Some of the action and violence this time around seemed a touch edgier than before, especially in some of the graphic scenes of immolation as Smaug destroys Laketown and later, when swords and axes are flailing, on screen decapitations are conspicuously plentiful. While the large scale action set-pieces in “The Hobbit: The Battle Of The Five Armies” have a touch of ‘been there, seen that’ about them, what Jackson does manage to get absolutely right are the individual showdowns between the key characters and their nemeses. The showdown between Thorin and Azog and the pitched battle between Legolas and Bolg are both action packed and satisfying in terms of bringing the conflict and characters to their conclusions.

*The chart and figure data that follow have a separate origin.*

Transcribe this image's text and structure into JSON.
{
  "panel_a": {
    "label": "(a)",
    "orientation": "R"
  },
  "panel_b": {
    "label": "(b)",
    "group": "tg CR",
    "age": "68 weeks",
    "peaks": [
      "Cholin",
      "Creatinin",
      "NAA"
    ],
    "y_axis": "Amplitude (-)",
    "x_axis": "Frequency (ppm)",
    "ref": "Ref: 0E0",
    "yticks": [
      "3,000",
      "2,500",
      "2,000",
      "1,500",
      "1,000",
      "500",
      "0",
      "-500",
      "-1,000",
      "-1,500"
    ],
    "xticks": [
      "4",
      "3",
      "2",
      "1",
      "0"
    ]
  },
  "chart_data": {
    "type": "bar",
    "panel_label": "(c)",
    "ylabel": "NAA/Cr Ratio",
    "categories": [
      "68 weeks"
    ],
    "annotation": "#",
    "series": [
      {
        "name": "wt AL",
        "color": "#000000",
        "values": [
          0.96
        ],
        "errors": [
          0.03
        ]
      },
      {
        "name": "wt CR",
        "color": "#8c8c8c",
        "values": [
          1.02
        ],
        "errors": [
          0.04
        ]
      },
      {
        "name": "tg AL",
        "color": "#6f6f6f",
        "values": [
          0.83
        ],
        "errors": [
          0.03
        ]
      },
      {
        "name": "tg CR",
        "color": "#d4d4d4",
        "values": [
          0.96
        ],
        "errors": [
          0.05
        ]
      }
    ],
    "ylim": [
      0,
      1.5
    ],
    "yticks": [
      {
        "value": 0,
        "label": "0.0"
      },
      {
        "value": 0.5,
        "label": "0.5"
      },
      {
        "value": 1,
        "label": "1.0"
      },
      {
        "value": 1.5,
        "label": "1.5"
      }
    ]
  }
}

Away from the action, the quieter moments serve to highlight just how well Jackson understood these characters and the care he chose in casting them. Martin Freeman, given precious little to do in his own sequel (kind of like a Middle Earth Superman) excels in the small but pivotal role Bilbo plays in both defying and redeeming Thorin, and thankfully Richard Armitage finally repays Jackson’s faith in him by delivering a credible and charismatic leader for the dwarves to rally round rather than the petulant hoarder of the previous film. The rest of the returning cast are as good as you would expect and the most obvious addition of Tauriel (Evangeline Lilly) is far better integrated into the story this time round.
There will always be those who say the material was stretched too thinly over these three movies but I have no hesitation in snapping up the extended versions when they’re released. Why? Because such is the quality of these films and the care which has gone into making them that even indulgent, expository additions are welcome, giving me the opportunity to dwell a few more minutes inside this incredible world. Hopefully they’ll also bring a bit more Beorn and Radagast because there just wasn’t enough, dammit.
This was my favourite of The Hobbit Movies, and possibly my second favourite out of the whole Middle Earth cycle. Luckily, with over twenty-four hours of actual movie to watch, I’ll never be far from the adventures of men, elves and dwarves again.